Kristy Luck: Close to the Verb
"Close to the Verb" represents the most recent phase of Kristy Luck’s endeavor to engage unnamable emotional, spiritual, and sensational states known only by their charge; in short, she moves toward the ineffable. The exhibition’s title offers some clue as to the complexity of the forces compelling Luck to render her explorations in oil on linen. To be close to the verb is to be close to the potential energy of a profound, elusive answer. Its vibrations are felt without imposing action on the feeler, one is neither acted upon nor acting under the sign of this nameless expectancy, yet somehow one is changed. Proximity to the vibration engenders an ache, like saudade but sharper, exquisitely passionate, nearly mystical in the undoing it performs on one’s conception of the cohesive material constancy underpinning mundane experience.
Works such as "Pulsion" convey this sensibility in its double-register composition, which creates the conditions for two fields of activity to encounter each other in a manner radical to both. Contact between what can be approximately described as tornadic funnels forms a gusset at their shared border that appears to simultaneously hold jewel-toned pips, the gestural action of a wet signature, and a maloccluded bite type. The tension comes from the suspension, as a narrative discernible in terms of cause and effect is disavowed in favor of transcendent duality. "Cliffhanger" is similarly metaphysical, as it involves tiers of tiered spaces dipping into an abyssal zone beyond the frame’s edge and likewise extending away from the viewer’s vantage point into a glowing, infinite horizon. Atomization comes to its end on these steps, regardless the direction one might choose to plunge, but how and why and to what end remains the compelling mystery.
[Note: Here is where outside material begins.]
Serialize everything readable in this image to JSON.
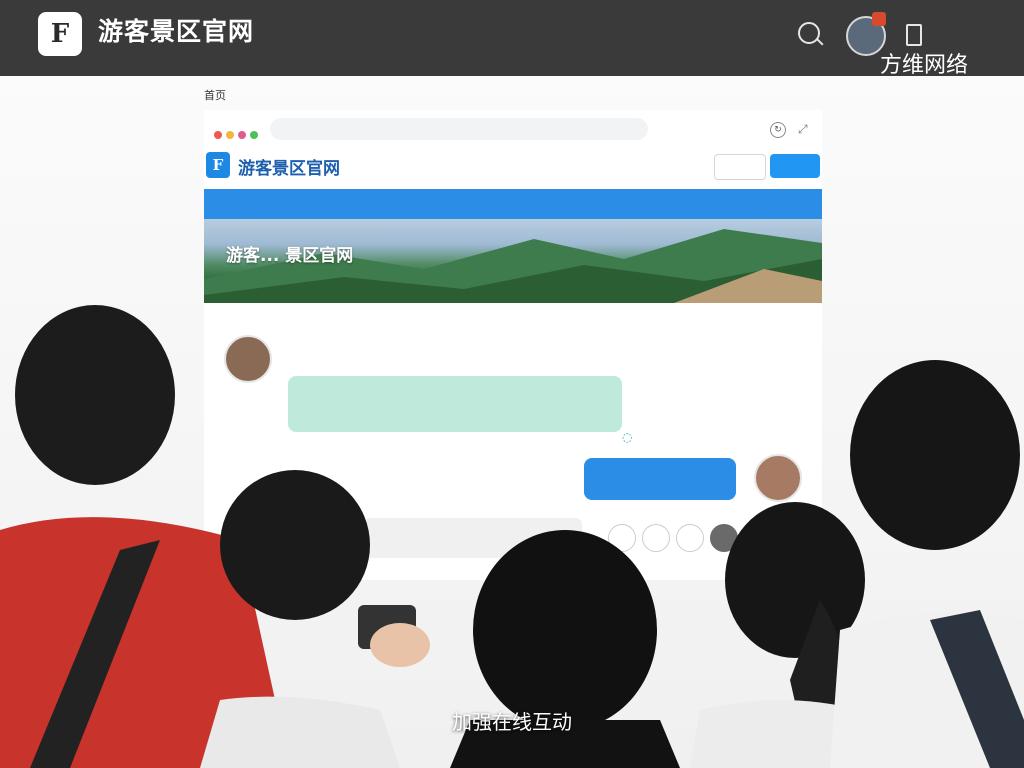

Some might call ecstatic indeterminacy an issue of insight, and Luck addresses this equation in a painting titled just so. "Issue of Insight" shows the vortex only implied by the blue phenomena in "Pulsion," but the meteorological quality is here replaced by a mammalian, intestinal curl—the labyrinth of the inner self that holds a hard-edged thing, a kernel, undigestible and unknowable, yet generative as absolute truth. It corresponds to the formal treatment defining "The Unstressed Vowel," a distinctly oblong canvas that has positioned at its middle a configuration of deeply hued waves flanked by panels of equal dimension and subtlety.
The vowel that remains unstressed is a sound barely heard, if heard at all, when spoken. It is present when absent and vice-versa, yet it reveals its absolute necessity as regards the conveyance of meaning when the word to which it belongs is circumscribed by letters on a page. In Luck’s painting, we see this requisite element hyper-articulated in dynamic systems that cannot be spoken but which gives spirit to the work in its totality. "Displacement" makes a motif of this dynamism, as it repeats the ectoplasmic bite mark seen elsewhere and extends it as though it were a bolt across the field of intuition. Perhaps this is the moment before the verb is passed. Perhaps this is the moment closest to the verb and thus the most electrifying. In this sense, each painting in the exhibition brings the viewer as close as possible to the conditions of being as close as possible to breakthrough without cessation—that is, two fields of activity encountering each other in a manner radical to both.